Digest:         (1) On these facts, a judge who has first-hand knowledge of an attorney’s insistence on undertaking a particular representation, notwithstanding the judge’s prior warnings about a clear conflict of interest, must take “appropriate action.”
(2) Where the attorney’s conduct does not rise to such an egregious level that it seriously calls into question the attorney’s honesty, trustworthiness or fitness as a lawyer, the judge has full discretion to determine what action is “appropriate” under the circumstances. 

 

Rules:          22 NYCRR 100.2; 100.2(A); 100.3(D)(2); Opinions 22-123; 21-78; 15-138/15-144/15-166; 10-85.


Opinion:


       The inquiring family court judge is presiding in a case where “an attorney for the children is insisting on filing adoption papers on behalf of proposed adoptive parents (current foster parents).” The judge believes this presents a conflict of interest for the attorney under the Rules of Professional Conduct because “the children are too young to waive in writing any actual or potential conflicts of interest in the matter.” The judge would like to advise the attorney in writing that the proposed representation is impermissible, citing attorney ethics rules and case law. The letter would also clarify the judge’s prior oral warning about the conflict, which the attorney apparently misinterpreted to mean that the attorney could represent the parents in an adoption proceeding, as long as a different attorney represented the children in that proceeding. The judge asks whether it is sufficient to send the letter the judge proposes, or whether the judge must also report the attorney to the grievance committee.


       A judge must always avoid even the appearance of impropriety (22 NYCRR 100.2) and must always act to promote public confidence in the judiciary’s integrity and impartiality (22 NYCRR 100.2[A]). Therefore, a judge who has information indicating a “substantial likelihood” that a lawyer has committed a “substantial violation” of the Rules of Professional Conduct must take “appropriate action” (22 NYCRR 100.3[D][2]). If the two-prong test is met and the misconduct is so serious that it calls into question the attorney’s honesty, trustworthiness, or fitness as a lawyer, the judge must report the conduct to the appropriate disciplinary authority (see e.g. Opinions 21-78; 10-85).

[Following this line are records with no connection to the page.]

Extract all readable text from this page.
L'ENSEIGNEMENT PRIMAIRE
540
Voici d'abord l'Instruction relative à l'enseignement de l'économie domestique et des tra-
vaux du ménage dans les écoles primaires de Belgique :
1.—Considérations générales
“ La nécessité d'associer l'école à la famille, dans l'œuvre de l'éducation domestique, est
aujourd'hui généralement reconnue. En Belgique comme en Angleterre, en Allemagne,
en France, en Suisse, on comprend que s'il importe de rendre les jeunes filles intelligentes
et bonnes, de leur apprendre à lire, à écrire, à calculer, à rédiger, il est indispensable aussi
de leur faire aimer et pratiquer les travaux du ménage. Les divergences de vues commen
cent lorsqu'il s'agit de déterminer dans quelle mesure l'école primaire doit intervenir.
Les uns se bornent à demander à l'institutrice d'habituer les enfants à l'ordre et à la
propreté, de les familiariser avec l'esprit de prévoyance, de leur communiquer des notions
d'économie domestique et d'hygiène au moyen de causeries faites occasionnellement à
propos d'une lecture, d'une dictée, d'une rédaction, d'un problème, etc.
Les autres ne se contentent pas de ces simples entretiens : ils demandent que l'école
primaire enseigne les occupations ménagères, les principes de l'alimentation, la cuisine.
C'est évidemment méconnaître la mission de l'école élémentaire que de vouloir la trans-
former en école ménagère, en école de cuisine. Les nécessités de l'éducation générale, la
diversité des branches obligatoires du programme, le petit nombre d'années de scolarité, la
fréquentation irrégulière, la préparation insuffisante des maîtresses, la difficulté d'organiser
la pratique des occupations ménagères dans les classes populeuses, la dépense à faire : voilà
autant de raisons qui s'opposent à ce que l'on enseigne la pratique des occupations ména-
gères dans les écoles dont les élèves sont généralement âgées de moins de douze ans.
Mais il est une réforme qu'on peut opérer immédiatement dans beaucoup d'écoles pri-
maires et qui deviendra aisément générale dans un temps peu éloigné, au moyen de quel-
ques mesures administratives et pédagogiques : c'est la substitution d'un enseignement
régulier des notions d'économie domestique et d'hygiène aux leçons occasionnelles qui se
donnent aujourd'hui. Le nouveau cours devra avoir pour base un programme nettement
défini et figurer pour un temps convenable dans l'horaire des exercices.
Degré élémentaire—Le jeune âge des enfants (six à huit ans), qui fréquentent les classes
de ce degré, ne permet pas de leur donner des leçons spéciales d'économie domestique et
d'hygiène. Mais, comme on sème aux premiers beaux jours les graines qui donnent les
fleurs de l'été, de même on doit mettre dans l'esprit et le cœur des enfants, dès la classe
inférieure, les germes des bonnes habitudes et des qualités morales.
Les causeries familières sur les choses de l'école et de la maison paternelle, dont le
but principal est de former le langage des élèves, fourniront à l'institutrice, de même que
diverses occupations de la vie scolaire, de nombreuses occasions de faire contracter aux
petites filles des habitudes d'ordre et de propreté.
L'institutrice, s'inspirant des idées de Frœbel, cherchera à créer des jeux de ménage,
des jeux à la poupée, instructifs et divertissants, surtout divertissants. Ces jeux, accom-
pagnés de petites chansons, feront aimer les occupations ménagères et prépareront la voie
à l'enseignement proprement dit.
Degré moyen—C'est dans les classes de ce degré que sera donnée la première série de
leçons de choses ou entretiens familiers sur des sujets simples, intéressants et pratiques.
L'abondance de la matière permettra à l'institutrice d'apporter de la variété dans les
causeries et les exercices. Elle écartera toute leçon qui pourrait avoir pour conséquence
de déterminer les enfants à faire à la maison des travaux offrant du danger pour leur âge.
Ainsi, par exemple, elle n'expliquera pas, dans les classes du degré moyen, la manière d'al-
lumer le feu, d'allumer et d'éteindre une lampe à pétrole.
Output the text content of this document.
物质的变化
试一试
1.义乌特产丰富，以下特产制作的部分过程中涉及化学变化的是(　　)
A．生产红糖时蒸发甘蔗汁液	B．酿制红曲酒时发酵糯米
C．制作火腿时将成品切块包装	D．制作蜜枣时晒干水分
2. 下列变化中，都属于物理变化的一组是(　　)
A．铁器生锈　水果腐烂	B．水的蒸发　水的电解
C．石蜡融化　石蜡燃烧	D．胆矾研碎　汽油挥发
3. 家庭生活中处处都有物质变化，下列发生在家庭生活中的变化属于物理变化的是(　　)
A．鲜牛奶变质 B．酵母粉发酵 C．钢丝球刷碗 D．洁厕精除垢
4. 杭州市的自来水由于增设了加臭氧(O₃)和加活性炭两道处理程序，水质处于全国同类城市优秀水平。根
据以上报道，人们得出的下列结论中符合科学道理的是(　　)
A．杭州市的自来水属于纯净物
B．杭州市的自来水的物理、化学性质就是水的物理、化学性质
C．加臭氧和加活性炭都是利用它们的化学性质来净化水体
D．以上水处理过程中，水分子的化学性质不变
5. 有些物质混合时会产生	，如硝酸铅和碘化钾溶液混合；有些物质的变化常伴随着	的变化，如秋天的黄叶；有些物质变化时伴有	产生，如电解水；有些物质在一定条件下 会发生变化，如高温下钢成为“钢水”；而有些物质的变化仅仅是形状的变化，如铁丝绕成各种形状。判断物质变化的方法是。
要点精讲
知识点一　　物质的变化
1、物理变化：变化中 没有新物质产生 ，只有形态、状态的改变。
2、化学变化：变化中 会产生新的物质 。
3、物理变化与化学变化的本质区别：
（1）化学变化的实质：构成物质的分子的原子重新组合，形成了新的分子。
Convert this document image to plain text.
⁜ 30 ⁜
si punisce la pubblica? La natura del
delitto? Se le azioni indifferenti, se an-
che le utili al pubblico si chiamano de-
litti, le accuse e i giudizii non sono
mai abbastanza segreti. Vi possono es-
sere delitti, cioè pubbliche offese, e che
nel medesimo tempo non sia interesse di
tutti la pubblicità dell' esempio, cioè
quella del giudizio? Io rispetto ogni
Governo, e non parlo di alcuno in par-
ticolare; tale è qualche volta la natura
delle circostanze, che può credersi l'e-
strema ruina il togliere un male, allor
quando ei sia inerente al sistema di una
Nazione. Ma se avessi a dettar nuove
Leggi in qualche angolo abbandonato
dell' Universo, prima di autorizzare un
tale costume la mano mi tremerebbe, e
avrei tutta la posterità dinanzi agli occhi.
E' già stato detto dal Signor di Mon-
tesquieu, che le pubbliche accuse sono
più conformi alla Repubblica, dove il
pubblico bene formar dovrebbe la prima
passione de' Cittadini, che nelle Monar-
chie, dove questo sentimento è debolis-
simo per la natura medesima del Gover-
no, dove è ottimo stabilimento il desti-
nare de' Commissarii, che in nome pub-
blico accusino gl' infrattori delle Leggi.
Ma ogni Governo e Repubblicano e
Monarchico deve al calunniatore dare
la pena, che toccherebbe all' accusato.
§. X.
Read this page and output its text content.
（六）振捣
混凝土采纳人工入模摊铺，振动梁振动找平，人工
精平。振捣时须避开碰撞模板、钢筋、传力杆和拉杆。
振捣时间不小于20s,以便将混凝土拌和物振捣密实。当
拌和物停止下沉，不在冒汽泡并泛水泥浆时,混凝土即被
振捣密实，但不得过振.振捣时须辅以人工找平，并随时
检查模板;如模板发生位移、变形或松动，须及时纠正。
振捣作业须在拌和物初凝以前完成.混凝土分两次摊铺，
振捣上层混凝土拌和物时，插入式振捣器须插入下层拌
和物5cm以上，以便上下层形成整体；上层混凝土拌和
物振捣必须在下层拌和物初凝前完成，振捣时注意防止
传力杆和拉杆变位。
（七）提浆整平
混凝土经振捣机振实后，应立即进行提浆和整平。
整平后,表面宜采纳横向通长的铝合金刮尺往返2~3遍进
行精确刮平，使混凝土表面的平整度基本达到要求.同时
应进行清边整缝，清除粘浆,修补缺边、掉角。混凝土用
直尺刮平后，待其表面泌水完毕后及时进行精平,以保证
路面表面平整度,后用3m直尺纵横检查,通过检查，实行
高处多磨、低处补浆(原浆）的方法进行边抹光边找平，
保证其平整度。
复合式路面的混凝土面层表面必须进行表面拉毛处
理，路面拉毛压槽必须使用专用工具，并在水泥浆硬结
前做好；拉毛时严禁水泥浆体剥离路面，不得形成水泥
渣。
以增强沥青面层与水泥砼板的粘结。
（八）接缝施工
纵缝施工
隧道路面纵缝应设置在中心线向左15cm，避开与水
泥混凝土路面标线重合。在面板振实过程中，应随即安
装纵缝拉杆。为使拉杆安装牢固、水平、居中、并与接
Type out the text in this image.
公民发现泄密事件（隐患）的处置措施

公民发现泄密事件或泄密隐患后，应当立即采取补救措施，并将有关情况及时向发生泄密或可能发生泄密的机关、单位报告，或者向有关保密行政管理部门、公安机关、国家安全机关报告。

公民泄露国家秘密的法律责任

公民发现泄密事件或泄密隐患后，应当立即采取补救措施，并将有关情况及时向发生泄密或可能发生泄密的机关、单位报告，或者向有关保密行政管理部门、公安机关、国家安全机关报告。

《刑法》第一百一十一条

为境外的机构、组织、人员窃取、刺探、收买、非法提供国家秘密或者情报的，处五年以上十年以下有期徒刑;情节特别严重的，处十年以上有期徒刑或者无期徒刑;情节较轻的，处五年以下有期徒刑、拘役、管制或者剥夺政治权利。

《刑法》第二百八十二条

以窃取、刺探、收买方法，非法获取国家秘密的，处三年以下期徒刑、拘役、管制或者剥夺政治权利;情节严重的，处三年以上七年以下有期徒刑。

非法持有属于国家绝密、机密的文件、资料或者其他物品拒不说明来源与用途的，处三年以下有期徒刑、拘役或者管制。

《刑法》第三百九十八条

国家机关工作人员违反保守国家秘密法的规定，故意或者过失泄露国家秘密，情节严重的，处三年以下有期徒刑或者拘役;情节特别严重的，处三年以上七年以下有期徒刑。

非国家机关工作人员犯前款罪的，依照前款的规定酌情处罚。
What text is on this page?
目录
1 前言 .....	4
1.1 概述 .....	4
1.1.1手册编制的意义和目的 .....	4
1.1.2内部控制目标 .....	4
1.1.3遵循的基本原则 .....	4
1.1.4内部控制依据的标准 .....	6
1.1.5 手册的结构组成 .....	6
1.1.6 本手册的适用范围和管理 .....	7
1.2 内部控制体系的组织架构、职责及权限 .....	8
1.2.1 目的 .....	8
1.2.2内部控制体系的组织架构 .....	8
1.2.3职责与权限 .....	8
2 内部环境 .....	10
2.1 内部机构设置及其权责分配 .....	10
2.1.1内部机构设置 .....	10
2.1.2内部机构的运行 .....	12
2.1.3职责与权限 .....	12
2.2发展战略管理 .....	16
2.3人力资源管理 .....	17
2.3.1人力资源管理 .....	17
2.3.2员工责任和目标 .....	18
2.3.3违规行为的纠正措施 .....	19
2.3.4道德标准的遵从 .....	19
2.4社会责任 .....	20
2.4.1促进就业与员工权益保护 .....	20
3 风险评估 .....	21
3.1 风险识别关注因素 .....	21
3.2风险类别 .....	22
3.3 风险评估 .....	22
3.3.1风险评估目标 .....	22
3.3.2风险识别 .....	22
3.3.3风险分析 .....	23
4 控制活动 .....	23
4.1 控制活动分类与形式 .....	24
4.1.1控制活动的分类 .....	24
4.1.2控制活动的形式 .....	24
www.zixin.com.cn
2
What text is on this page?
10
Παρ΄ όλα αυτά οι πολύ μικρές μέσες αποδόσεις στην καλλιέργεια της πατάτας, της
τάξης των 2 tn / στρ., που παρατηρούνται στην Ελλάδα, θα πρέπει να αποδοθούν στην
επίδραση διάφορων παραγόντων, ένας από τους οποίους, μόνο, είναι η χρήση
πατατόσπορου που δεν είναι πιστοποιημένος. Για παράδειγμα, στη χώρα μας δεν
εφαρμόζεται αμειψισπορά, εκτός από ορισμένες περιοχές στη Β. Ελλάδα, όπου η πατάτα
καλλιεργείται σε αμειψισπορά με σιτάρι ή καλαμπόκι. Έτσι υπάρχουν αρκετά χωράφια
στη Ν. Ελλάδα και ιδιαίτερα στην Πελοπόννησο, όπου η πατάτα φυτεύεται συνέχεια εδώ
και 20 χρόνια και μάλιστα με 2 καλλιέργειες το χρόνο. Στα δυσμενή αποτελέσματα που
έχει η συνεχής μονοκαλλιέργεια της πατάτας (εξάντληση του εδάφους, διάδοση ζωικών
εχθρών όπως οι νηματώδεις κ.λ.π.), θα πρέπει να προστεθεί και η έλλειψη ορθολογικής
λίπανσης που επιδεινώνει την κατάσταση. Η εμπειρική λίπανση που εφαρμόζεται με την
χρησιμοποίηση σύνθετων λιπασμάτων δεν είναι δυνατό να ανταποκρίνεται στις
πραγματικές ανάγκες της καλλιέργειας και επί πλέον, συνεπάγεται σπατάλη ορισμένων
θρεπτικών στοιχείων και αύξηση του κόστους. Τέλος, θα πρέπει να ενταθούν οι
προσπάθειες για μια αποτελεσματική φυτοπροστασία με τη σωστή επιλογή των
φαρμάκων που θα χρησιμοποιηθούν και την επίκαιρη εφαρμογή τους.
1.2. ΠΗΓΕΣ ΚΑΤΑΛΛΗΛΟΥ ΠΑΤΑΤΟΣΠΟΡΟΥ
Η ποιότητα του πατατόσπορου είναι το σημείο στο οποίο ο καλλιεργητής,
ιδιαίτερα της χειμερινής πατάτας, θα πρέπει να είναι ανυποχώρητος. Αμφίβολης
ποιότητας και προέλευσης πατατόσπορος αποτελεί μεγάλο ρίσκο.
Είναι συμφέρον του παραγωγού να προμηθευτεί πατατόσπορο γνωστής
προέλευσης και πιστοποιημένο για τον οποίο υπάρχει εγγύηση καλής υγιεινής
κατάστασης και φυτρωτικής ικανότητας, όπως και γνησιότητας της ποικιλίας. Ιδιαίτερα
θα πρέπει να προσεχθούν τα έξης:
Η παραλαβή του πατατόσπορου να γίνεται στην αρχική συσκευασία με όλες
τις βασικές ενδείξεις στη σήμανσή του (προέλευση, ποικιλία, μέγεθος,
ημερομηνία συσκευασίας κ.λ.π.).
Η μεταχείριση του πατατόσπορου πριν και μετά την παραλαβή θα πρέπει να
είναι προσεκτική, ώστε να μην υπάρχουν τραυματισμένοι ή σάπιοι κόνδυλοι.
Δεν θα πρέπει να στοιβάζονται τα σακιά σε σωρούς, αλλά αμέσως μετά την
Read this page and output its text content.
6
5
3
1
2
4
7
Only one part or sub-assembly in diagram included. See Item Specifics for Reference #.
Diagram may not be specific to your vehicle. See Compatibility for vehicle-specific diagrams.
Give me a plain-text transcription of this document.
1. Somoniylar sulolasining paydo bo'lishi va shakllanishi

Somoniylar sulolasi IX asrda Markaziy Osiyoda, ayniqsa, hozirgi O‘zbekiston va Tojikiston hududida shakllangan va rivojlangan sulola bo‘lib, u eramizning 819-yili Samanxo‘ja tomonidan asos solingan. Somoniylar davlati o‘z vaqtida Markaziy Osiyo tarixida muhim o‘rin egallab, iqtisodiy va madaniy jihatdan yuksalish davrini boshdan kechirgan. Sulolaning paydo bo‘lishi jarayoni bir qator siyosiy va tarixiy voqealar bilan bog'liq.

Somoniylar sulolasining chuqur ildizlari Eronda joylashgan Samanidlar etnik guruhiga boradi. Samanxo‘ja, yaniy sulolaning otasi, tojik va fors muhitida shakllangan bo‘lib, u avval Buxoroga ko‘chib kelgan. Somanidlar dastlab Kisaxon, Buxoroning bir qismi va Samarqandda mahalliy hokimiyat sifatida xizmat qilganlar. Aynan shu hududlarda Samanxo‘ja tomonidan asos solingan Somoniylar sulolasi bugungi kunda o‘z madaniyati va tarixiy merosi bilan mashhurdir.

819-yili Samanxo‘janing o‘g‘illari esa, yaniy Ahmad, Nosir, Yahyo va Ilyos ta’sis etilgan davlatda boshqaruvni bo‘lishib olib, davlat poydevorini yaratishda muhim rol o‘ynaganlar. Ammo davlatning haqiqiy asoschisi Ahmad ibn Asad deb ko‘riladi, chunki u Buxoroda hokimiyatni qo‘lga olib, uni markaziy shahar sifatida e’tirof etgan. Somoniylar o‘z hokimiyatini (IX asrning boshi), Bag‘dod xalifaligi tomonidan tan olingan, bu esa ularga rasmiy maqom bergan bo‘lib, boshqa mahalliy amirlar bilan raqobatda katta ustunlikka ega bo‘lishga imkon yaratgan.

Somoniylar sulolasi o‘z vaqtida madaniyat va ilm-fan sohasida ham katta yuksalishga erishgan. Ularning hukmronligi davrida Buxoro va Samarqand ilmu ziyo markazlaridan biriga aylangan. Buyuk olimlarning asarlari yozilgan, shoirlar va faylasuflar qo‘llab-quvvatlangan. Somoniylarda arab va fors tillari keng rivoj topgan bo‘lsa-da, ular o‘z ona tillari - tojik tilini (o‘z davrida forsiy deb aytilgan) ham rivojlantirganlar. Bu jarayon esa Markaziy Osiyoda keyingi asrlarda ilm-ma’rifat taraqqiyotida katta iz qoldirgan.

       The two-prong test is clearly met here on the facts presented. The “substantial likelihood” prong is satisfied because the judge gained personal knowledge of all relevant elements of the alleged misconduct while presiding over the case (see Opinion 22-123). The “substantial violation” prong also is satisfied because the judge has already determined that it is necessary to respond to the attorney’s insistence on filing adoption papers on behalf of the parents, notwithstanding the judge’s warning that the attorney’s current clients, who are minors, lack the capacity to waive the conflict.


       Accordingly, the sole issue for our consideration is what constitutes “appropriate action” under the circumstances (22 NYCRR 100.3[D][2]). Specifically, is the judge’s proposed letter sufficient, or must the judge also report the attorney to the grievance committee? As we advised in Opinion 15-138/15-144/15- 166 (citations omitted):

 

In the vast majority of instances, even after the judge decides it necessary to take “appropriate action,” the issue of what action is “appropriate” under the circumstances is nevertheless within the judge’s discretion.

 

Reporting to a disciplinary body is not mandatory unless the conduct at issue seriously calls into question a lawyer’s or judge’s honesty, trustworthiness or professional fitness, thus warranting, at the very least, an inquiry by the appropriate disciplinary body.

 

By contrast, if the judge concludes the conduct, though a substantial violation of ethics rules, does not reach that level of egregiousness, the judge has the discretion to determine that some lesser action is appropriate under the circumstances.


         Here, the facts set forth in the inquiry do not clearly reach the level of egregiousness that requires reporting the attorney. Accordingly, the judge has full discretion about what action is appropriate under the circumstances. We therefore conclude the proposed letter is sufficient.